We expected a modest drop in the ability of immune serums to prevent the virus from entering cells.
Instead, we saw that variant Delta was as bad as variant Beta from this point of view, and most people who had received only one dose of a vaccine didn’t have sufficient antibody levels to prevent infection.
This result is confirmed by other laboratory studies and real-world data.
Variant Alpha was largely stopped by one vaccine dose, but for Delta it’s really necessary to get both doses for adequate protection. This is why the timetable for second doses has been accelerated in the UK.
We will soon reach a point where the threat of Covid in the UK is substantially diminished by widespread immunity.
The 19 July opening is unlikely to cause another devastating wave of hospitalisations – though there may still be significant pressure in some areas.
In parts of the world where vaccine coverage is nothing like as high, I fear a catastrophe.
Delta is much more transmissible than the original variant, partially evades immunity and probably causes more severe disease.
India’s healthcare infrastructure is relatively well-developed compared to many countries, and has still suffered greatly.
At the G7 summit in Cornwall, one billion doses of vaccine were pledged for the poorest countries by the end of next year – enough to protect 500 million people.
That number has already slipped, and even if it were not too little, it’s definitely too late.
We could and should be doing more – with more urgency – to support poorer countries: not just vaccines, but testing, sequencing, oxygen.
The more we delay, the closer we get to the second half of the chessboard.
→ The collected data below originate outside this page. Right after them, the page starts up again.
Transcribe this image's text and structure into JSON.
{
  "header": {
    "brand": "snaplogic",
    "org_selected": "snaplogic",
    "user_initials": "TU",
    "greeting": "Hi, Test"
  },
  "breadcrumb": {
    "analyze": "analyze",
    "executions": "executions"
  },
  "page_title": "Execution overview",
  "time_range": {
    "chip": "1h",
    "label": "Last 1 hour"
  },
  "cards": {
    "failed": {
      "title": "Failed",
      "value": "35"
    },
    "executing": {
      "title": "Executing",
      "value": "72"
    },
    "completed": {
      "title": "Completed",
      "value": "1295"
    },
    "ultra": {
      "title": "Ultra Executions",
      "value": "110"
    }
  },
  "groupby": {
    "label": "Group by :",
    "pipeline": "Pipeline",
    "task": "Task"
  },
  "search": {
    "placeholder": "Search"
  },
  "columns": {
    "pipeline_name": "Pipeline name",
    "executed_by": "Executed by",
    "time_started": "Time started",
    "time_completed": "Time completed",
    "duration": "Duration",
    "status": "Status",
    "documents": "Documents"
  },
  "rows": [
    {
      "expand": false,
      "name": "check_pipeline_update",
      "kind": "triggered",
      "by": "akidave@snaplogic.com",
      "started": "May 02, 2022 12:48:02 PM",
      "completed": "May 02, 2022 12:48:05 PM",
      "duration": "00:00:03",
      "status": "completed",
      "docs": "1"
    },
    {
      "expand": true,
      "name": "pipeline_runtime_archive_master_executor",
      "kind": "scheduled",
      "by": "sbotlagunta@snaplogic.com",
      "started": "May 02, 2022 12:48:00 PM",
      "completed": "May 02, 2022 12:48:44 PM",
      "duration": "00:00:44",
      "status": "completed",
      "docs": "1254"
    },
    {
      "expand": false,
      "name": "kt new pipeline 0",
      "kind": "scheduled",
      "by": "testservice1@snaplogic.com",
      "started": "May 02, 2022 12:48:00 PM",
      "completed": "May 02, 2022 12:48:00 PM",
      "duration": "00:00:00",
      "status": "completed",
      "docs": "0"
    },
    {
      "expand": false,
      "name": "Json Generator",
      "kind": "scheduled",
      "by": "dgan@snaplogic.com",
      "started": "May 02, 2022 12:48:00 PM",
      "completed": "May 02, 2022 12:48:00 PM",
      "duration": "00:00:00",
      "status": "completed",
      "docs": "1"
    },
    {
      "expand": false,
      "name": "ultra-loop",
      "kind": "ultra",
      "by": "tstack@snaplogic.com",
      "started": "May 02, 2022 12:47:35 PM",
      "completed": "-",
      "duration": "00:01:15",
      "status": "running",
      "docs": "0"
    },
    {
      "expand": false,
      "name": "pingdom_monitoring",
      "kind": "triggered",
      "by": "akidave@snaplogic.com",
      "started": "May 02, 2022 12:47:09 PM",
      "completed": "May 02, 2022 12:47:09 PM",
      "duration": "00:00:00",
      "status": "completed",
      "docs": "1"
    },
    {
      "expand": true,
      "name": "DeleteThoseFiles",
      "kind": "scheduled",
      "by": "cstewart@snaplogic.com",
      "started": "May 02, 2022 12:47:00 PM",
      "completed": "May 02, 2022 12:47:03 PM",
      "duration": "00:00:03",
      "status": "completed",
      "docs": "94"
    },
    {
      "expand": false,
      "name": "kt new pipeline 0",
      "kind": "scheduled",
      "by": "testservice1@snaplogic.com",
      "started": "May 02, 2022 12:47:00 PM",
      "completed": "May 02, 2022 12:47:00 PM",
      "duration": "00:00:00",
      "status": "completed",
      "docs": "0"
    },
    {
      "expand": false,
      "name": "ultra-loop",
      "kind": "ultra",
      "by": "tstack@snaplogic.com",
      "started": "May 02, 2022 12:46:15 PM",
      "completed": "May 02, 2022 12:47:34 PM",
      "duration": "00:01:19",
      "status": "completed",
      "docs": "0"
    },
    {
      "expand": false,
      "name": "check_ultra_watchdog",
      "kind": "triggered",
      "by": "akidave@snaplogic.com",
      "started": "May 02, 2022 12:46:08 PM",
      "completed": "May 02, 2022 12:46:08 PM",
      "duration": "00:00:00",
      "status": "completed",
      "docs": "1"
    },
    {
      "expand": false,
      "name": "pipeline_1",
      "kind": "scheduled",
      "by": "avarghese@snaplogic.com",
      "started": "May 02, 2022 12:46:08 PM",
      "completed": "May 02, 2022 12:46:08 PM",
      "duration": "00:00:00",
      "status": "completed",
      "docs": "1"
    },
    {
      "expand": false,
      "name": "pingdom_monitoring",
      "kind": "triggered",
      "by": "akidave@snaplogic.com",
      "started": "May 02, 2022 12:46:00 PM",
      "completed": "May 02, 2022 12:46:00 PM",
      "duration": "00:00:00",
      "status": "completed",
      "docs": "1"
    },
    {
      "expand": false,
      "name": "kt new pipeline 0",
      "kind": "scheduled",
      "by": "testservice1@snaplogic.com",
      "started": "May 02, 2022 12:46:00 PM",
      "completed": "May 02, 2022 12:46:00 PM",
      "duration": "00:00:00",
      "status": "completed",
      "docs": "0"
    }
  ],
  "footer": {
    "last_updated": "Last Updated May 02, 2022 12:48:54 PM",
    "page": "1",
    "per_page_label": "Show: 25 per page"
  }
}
To talk in abstract terms of ‘reducing global health inequalities’ doesn’t convey enough moral force.
If altruism isn’t enough motivation, enlightened self-interest will do.
More transmission of this virus anywhere in the world increases the chance of a more deadly, more transmissible, more likely-to-evade-vaccination variant emerging. Do we really want to sit like Professor Challenger in his sealed room, watching while the world suffocates?